Il "traffico cellulare" tra madre e feto

Le relazioni tra madre e feto includono, oltre ad un rapporto molecolare e umorale, anche uno scambio "cellulare" attraverso la placenta. Il feto infatti non è completamente separato dalla madre mediante la barriera trofoblastica, ma è stato recentemente dimostrato che cellule fetali sono riscontrabili nel sangue periferico, nella cute, nel fegato e nella tiroide materni. Sono state riscontrate, nell’ordine di una cellula fetale ogni milione di cellule materne, diverse linee cellulari nel "traffico" feto-materno.

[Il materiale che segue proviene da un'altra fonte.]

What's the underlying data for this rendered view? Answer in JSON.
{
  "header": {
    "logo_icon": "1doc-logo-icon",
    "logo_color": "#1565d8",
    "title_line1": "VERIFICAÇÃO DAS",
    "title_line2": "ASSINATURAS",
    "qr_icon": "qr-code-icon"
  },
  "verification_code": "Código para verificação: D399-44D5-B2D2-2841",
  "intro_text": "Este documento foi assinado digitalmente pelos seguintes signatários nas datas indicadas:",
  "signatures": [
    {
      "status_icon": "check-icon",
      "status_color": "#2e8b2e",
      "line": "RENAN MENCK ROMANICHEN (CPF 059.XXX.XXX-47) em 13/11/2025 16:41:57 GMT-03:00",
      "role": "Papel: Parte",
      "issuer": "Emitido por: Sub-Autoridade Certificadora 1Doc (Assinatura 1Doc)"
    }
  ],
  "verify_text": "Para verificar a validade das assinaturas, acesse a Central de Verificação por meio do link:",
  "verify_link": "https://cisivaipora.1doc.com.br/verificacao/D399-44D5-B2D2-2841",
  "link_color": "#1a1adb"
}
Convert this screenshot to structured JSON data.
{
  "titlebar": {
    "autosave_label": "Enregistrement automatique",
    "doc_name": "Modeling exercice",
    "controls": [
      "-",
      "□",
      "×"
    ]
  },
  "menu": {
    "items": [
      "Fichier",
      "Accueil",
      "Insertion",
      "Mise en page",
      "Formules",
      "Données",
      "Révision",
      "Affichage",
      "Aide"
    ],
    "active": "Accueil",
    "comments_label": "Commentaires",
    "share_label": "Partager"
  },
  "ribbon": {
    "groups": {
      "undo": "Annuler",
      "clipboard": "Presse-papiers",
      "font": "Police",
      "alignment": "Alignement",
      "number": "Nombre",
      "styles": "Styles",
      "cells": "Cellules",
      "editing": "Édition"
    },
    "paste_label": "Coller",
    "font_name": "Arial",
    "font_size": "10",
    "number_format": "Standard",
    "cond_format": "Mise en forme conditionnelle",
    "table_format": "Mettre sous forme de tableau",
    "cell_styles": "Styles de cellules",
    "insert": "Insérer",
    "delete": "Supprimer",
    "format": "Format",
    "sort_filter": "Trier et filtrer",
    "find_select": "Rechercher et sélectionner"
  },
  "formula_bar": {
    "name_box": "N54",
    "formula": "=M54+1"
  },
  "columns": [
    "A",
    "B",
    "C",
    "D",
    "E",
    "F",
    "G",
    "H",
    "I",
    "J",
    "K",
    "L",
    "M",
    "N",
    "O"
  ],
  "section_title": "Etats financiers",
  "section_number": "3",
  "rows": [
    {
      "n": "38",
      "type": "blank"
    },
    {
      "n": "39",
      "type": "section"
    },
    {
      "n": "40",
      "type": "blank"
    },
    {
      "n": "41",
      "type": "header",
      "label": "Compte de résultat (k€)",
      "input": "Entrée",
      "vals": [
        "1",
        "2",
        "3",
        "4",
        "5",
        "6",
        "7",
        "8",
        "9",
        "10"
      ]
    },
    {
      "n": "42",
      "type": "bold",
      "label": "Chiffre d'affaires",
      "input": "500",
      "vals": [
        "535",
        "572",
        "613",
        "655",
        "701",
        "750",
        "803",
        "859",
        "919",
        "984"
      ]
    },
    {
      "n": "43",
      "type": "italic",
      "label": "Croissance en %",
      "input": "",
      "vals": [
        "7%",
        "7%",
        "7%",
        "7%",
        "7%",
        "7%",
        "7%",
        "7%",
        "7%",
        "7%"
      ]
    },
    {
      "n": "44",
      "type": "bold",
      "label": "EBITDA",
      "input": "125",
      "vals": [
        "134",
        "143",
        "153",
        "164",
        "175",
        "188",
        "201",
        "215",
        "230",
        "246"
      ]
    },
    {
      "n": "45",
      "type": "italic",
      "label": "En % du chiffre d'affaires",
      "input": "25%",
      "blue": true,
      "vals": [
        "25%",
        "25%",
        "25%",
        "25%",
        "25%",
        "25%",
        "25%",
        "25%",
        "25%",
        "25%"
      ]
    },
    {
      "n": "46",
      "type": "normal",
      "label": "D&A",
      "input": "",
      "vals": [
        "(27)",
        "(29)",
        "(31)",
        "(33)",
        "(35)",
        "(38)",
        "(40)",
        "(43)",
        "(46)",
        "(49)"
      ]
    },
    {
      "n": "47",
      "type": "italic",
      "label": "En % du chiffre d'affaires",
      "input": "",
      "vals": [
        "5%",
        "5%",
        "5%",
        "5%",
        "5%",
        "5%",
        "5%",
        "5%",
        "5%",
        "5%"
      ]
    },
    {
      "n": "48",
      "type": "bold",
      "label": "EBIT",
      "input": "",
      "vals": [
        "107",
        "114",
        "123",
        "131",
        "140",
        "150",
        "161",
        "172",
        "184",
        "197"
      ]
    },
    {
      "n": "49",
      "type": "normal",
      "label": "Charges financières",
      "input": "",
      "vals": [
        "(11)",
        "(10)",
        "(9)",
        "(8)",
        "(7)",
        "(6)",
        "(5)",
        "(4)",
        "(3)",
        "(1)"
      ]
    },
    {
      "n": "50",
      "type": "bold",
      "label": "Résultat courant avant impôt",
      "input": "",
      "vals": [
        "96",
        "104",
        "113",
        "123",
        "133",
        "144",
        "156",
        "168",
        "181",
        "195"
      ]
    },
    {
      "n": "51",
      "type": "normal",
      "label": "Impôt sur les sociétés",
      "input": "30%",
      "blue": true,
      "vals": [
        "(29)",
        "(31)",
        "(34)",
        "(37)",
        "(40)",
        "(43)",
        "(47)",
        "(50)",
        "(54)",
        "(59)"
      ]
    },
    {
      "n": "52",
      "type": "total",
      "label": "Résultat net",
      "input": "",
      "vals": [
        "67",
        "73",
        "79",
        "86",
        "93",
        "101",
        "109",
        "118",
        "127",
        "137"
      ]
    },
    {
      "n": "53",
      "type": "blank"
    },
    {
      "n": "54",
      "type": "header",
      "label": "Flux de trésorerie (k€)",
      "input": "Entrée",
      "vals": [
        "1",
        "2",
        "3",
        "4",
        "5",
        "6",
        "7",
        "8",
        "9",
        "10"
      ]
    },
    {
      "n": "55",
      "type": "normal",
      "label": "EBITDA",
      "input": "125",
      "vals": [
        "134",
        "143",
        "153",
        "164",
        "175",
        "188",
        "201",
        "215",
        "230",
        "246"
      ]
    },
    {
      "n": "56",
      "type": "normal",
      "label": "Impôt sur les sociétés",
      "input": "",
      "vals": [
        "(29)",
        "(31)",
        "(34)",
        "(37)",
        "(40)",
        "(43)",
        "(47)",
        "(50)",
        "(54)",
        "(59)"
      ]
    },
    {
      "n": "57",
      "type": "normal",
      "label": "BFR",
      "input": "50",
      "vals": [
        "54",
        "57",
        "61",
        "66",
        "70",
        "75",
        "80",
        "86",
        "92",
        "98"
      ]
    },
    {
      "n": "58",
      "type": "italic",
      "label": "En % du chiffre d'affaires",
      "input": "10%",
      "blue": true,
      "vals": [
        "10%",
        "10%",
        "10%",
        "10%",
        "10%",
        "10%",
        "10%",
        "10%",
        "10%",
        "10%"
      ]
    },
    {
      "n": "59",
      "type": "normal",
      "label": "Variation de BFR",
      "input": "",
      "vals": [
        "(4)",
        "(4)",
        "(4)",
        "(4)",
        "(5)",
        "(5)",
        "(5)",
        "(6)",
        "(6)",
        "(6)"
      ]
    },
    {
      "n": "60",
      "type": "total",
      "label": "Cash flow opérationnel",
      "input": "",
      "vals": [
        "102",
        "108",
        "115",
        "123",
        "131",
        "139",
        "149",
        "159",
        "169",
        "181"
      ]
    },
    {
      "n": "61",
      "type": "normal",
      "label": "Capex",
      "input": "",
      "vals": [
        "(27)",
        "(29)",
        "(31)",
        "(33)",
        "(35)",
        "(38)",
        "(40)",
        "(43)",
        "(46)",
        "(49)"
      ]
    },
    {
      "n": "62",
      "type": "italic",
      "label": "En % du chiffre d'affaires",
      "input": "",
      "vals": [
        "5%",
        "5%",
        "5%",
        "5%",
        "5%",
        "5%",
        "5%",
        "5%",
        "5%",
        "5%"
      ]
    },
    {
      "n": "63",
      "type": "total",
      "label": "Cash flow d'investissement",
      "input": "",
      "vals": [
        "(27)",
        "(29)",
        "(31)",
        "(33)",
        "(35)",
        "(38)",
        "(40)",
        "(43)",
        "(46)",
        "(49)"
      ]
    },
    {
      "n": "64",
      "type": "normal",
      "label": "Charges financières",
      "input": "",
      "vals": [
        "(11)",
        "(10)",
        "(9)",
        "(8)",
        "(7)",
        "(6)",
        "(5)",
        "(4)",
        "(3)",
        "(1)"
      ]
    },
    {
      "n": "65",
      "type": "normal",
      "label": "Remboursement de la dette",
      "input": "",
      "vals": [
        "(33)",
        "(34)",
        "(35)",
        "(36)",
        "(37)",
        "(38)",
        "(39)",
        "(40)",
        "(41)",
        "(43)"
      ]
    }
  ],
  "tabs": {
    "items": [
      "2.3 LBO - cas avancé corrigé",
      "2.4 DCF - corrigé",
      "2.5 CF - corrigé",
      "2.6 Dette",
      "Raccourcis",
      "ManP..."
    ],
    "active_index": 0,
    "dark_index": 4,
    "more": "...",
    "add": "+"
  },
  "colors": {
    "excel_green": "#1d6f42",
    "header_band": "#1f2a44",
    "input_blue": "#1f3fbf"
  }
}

Esse includono:

La migrazione di tali cellule fetali potrebbe risultare importante nell’induzione e nel successivo mantenimento della tolleranza verso il feto durante la gravidanza. E’ peraltro possibile che tale microchimerismo contribuisca alla patogenesi di malattie autoimmuni materne o alla riparazione di eventuali danni a organi e tessuti (es: fegato, tiroide) materni. Le cellule staminali emopoietiche di origine fetale presenti nel circolo materno possono essere infatti dotate di una capacità di trans-differenziazione in tessuti diversi da quello di origine. Tale "plasticità" è attualmente oggetto di intense ricerche: in laboratorio si cerca di conoscere quali siano i meccanismi con cui essa si realizza e le condizioni microambientali che la regolano. Inoltre, in caso di preeclampsia, e più in generale in condizioni di alterata placentazione o turbe della perfusione placentare, il transito di cellule fetali nel circolo materno fa registrare un significativo incremento. Tali modificazioni dello scambio cellulare feto-materno potrebbero essere dunque utilizzate come indicatori precoci di preeclampsia o di iposviluppo fetale, consentendo una diagnostica prenatale del tutto non invasiva.

Conclusione

Già nell’utero materno si instaura un complesso rapporto tra madre e feto. Tale relazione può essere intesa come una "prima socializzazione", funzionale a costruire quel "rapporto filiale" risultante da un legame stabile, continuo e profondo tra madre e figlio. E a tale legame partecipa anche il padre del nascituro. Il "vincolo matrimoniale tra i genitori si rivela infatti nel contributo paritetico paterno e materno alla formazione del genoma fetale. La triade "madre-padre-figlio" si rinnova dunque, ad ogni gravidanza, nell’utero e nell’organismo materno nella sua totalità. La madre è in questo contesto la "prima casa", depositaria e custode di tale rapporto, il quale, proprio perché cosi’ primordiale, risulterà duraturo e indelebile.